Bu zat güya kendisi de bayan olan İstanbul İl Başkanı’nın tecavüz taciz hırsızlık iddialarının örtmesi karşısında da en küçük tepki göstermiyor. Bunların buz dağının görünen kısmı örnekleri olduğu anlaşılıyor. Nitekim her gün yeni bir itirafla, her gün yeni bir ifşaatla, her gün yeni bir ithamla karşılaşıyoruz. CHP yönetimi belediyeleri ve teşkilatlarıyla utanç bataklığından çıkıp temizlenmek yerine akıllarına ziyan bir yöne başvuruyor Partilerindeki tecavüz taciz hırsızlık furyaların üzerini örtmek için seçimlerin üzerinden 2 yıla yakın geçtikten sonra uyduruk dosyalarla eski yönetimleri suçlama kampanyası başlattılar. Buna karşılık rüşvet suçundan tutuklanan, kamuoyunun diline düşen CHP’li isimlerle ilgili çıt çıkarmıyorlar.

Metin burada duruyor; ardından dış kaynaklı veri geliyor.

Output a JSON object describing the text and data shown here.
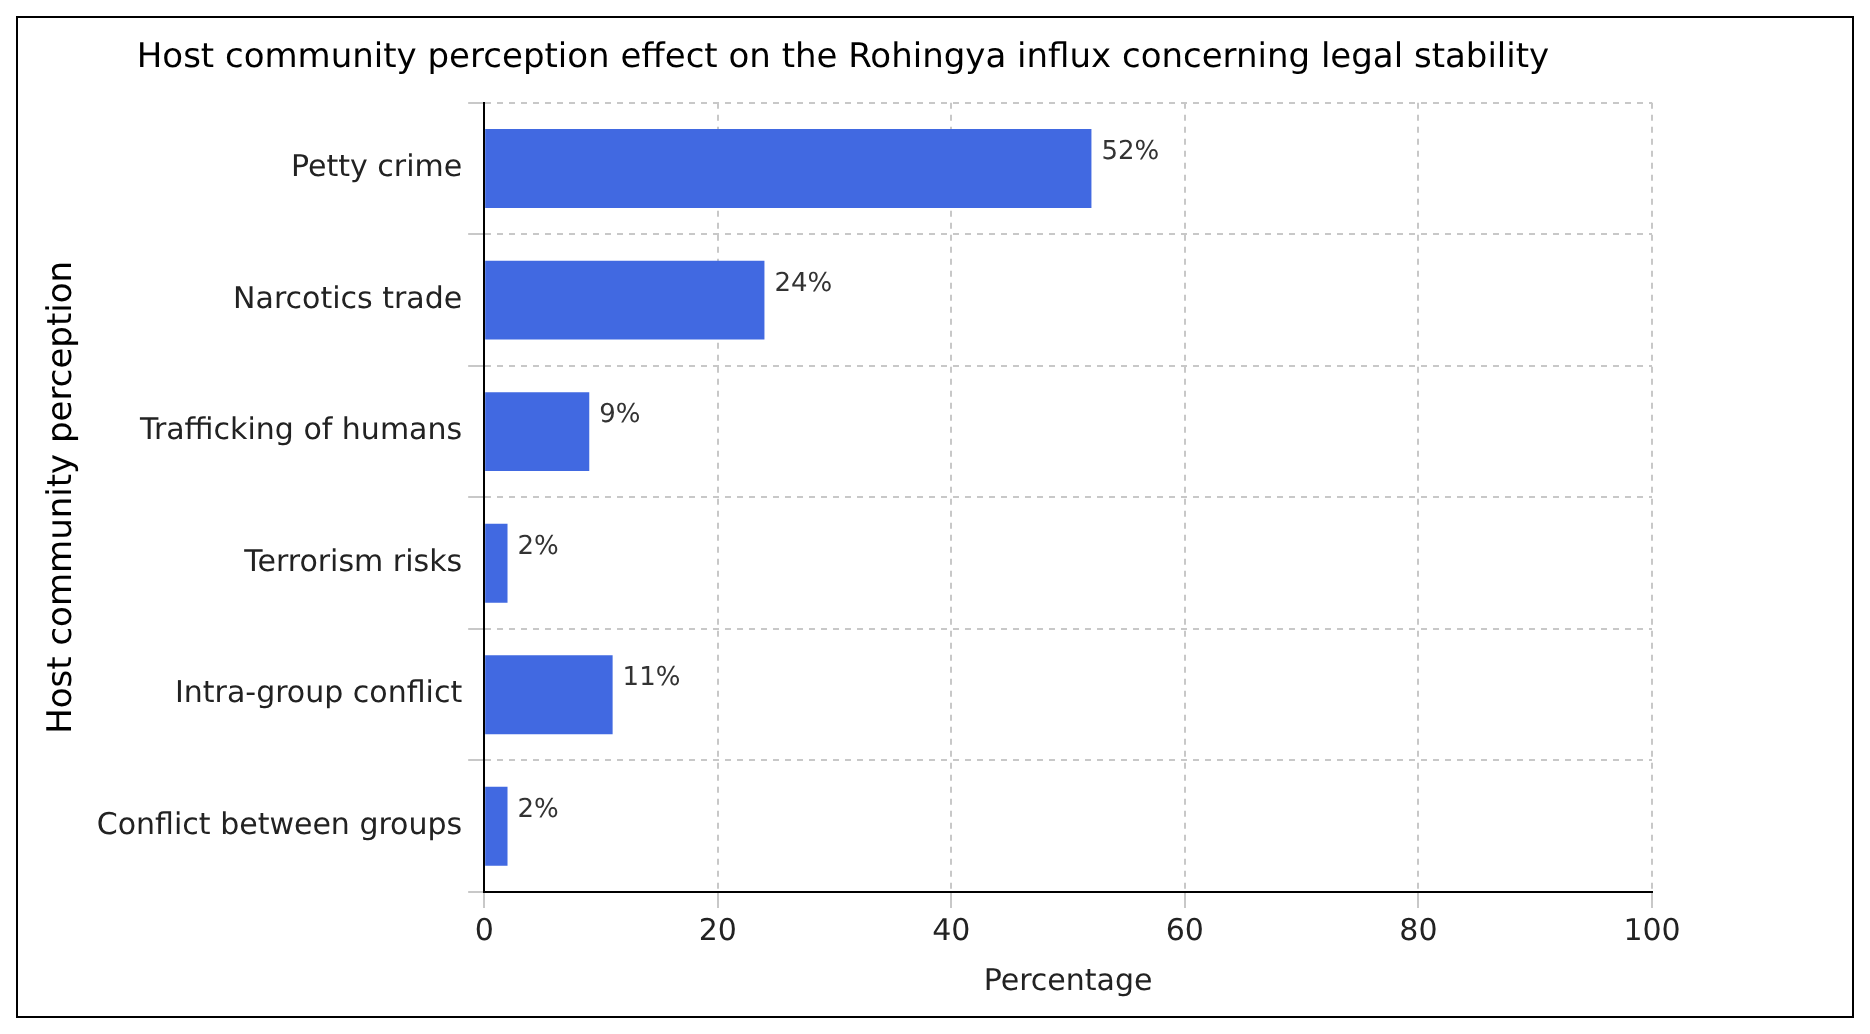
{
  "chart_data": {
    "type": "bar",
    "orientation": "horizontal",
    "title": "Host community perception effect on the Rohingya influx concerning legal stability",
    "xlabel": "Percentage",
    "ylabel": "Host community perception",
    "categories": [
      "Petty crime",
      "Narcotics trade",
      "Trafficking of humans",
      "Terrorism risks",
      "Intra-group conflict",
      "Conflict between groups"
    ],
    "values": [
      52,
      24,
      9,
      2,
      11,
      2
    ],
    "value_labels": [
      "52%",
      "24%",
      "9%",
      "2%",
      "11%",
      "2%"
    ],
    "color": "#4169e1",
    "xlim": [
      0,
      100
    ],
    "xticks": [
      0,
      20,
      40,
      60,
      80,
      100
    ],
    "grid": true
  }
}
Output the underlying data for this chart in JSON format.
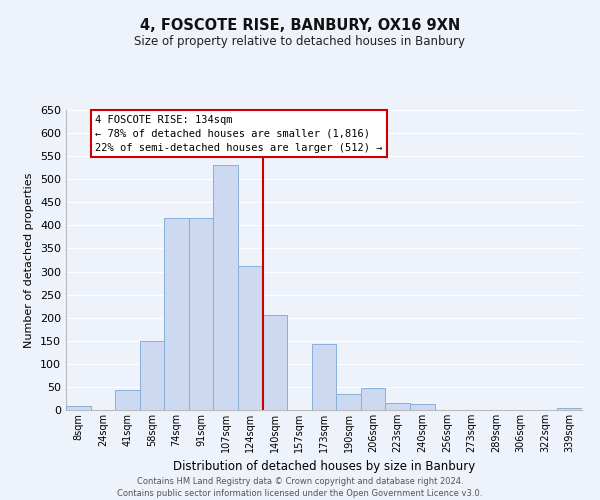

İddiaların muhataplarına sesleniyorum: Bu kurnazlık sizi kurtarmaya yetmez, her tecavüzün tacizin hırsızlığın hesabını vereceksiniz. Yürüttüğünüz her gizli saklı ihanet pazarlığının hesabını vereceksiniz. Teşkilat ve belediyelerinizi PKK’dan FETÖ’ye kadar envai çeşit terör örgütü mensubuyla doldurmanın hesabını verecekseniz. Türkiye’nin milli proje ve politikalarını düşmana sufle verir gibi çarpıtıp malzeme haline getirmenin hesabını vereceksiniz. CHP yönetimine sesleniyorum: CHP’de tecavüz, taciz, hırsızlık kepazeliğine bulaşmış kim varsa hepsinin ipini pazara çıkaracaksınız. Yoksa bu ithamların gölgesi tüm CHP’lilerin üzerine düşer, böyle bir haksızlığa asla rıza göstermeyiz. Siyaseten farklı düşünsek de CHP’ye oy verenler ve siyaset yapanlar içinde namuslu insanlar olduğunu biliyoruz. Onların hakkını hukukunu onurunu korumak için bu iddiaların takipçileri olacağız. Sizlerin de kendi illerinizde üzerine gitmenizi, milletimizle paylaşmanızı istiyorum.